It’s taken almost ten months to create all the posts from my road trip last summer, but I’ve enjoyed spreading out the memories, and I hope you have, too. Last stop on the journey was Memphis. Roger had booked us rooms at a hotel within walking distance of Beale Street where we planned to spend our last evening.
While checking in, I noticed that the pleasant young man at the counter was wearing a green and white Michigan State sweatshirt. Mentioning my status as an Ohio State Buckeye, I commented on the historic rivalry among OSU and MSU as well as the University of Michigan. He smiled and said, “Yeah, but you guys win.” Of course, that conversation occurred before this last football season!

The sun was just setting when we ventured out on foot in search of dinner and some music with a beat. The sky was pink and purple and everything in between with bright neon all up and down Beale Street adding to a balmy glow.
Beale Street’s heyday was the 1920s, and I could almost hear echoes and see ghosts from that time as we sauntered along—wandering bluesmen playing for small change, Machine Gun Kelly peddling bottled whiskey from a clothes basket before he ventured into big-time crime, Little Ora plying her pickpocket skills, and Mary the Wonder offering voodoo protection.

After poking our noses into several establishments booming out every imaginable variation of blues and soul and rock ‘n roll, we chose BB King’s Blues Club where we settled in at a table not far from where the Jason Foree band was playing. Over Memphis ribs and Creole blackened catfish, we listened, munched, tapped our toes, and just enjoyed.


Next morning, after checking out, we headed over to Sam Phillips’ Sun Record Company building on Union Avenue. Talk about echoes and ghosts, this studio—now a museum—offers more than its share as you move past the various displays of vintage photos and spinning vinyl LPs by the likes of Muddy Waters, Louis Armstrong, and on and on. The highlight of the tour was our trip back in time to a cold December afternoon in 1956 when four music icons joined together in an impromptu jam session, which Sam Phillips recorded. We stood in the middle of that studio listening to the music and staring at a black and white photo of Elvis at the piano surrounded by Jerry Lee Lewis, Carl Perkins, and Johnny Cash.
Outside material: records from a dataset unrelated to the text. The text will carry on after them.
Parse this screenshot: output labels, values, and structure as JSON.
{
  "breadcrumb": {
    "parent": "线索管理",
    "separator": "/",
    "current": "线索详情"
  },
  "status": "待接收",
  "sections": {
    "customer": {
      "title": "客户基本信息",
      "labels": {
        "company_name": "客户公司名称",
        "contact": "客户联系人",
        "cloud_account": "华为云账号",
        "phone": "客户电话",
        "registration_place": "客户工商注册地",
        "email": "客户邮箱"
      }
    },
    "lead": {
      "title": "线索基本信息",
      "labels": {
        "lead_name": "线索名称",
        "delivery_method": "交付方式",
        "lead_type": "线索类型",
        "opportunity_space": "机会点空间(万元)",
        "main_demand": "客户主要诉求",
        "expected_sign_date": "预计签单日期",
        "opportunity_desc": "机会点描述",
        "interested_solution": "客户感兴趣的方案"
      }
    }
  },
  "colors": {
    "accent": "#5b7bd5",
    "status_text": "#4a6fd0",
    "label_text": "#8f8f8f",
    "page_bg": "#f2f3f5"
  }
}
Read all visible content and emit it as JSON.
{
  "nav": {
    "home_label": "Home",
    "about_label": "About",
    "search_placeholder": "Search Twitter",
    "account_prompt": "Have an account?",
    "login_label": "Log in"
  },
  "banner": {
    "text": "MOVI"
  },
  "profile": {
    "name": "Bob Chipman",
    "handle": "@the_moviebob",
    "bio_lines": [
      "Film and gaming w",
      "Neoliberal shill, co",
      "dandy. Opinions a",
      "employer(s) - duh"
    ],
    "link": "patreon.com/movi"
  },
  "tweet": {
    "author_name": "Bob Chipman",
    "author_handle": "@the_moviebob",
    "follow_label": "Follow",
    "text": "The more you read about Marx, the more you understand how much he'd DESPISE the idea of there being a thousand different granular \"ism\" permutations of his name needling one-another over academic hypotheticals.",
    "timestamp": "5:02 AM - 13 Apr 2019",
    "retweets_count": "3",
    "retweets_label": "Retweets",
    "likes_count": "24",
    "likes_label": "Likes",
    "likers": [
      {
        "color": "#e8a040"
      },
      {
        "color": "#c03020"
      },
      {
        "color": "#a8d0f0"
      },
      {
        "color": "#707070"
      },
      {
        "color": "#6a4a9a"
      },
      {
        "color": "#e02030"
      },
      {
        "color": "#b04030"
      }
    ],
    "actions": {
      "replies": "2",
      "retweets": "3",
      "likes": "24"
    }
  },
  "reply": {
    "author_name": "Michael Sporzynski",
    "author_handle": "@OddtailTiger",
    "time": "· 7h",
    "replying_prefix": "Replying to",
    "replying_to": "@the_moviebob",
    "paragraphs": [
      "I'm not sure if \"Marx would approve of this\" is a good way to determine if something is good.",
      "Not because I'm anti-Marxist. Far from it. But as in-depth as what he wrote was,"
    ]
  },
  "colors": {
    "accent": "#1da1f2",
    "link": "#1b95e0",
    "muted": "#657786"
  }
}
Then it was on to Graceland. I’d been in Memphis several times but never made that pilgrimage. Elvis’s music had been a backdrop to my life ever since my friend Joy Scouten’s father drove four of us newly minted teenage girls from Solon over to Shaker Square in Shaker Heights, Ohio (setting for the recent novel and movie Little Fires Everywhere) so we could watch the movie Love Me Tender in 1956. My dad picked us up when it was over. We loved the movie and the music, though at times it was difficult to see and hear at all because of all the swooning and screaming.
I found Graceland depressing in some ways—a lovely home with rooms decorated in the most ostentatious ways—one even having pleated fabric walls and ceiling like a harem. It seemed almost as if maybe Elvis had tried too hard to make it elegant. The memorabilia from his career was interesting, along with the early family photographs and the collections of cars and musical instruments. We ambled through the two private planes parked outside the museum, then headed down the highway towards home.



I am so thankful for this wonderful trip. Not too often do we get the chance to spend quality time on the road with our young-uns when they’re in their fifties. Great memories.

POSTSCRIPT: Just a week later, the three of us attended a wonderful performance of “Million Dollar Quartet” at the Virginia Samford Theater in Birmingham. When we entered the theater, we were amazed at the set—a literally exact recreation of the studio we had stood in just a week earlier in Memphis.
I’ve been attending plays in Birmingham since the early 1970s and have seen some fantastic performances, and this was one of the best. Jared Freiburg (Jerry Lee Lewis), Stephen Hardy (Johnny Cash), Alex Swindle (Elvis Presley), and Christopher Wren (Carl Perkins) truly became their characters and had the audience tapping and swaying and even humming all the way through. It was also fun to see Kyle Holman all grown up and playing Sam Phillips. He and Director Norton Dill were part of many fun performances on the stage at Vestavia Hills United Methodist Church many, many years ago.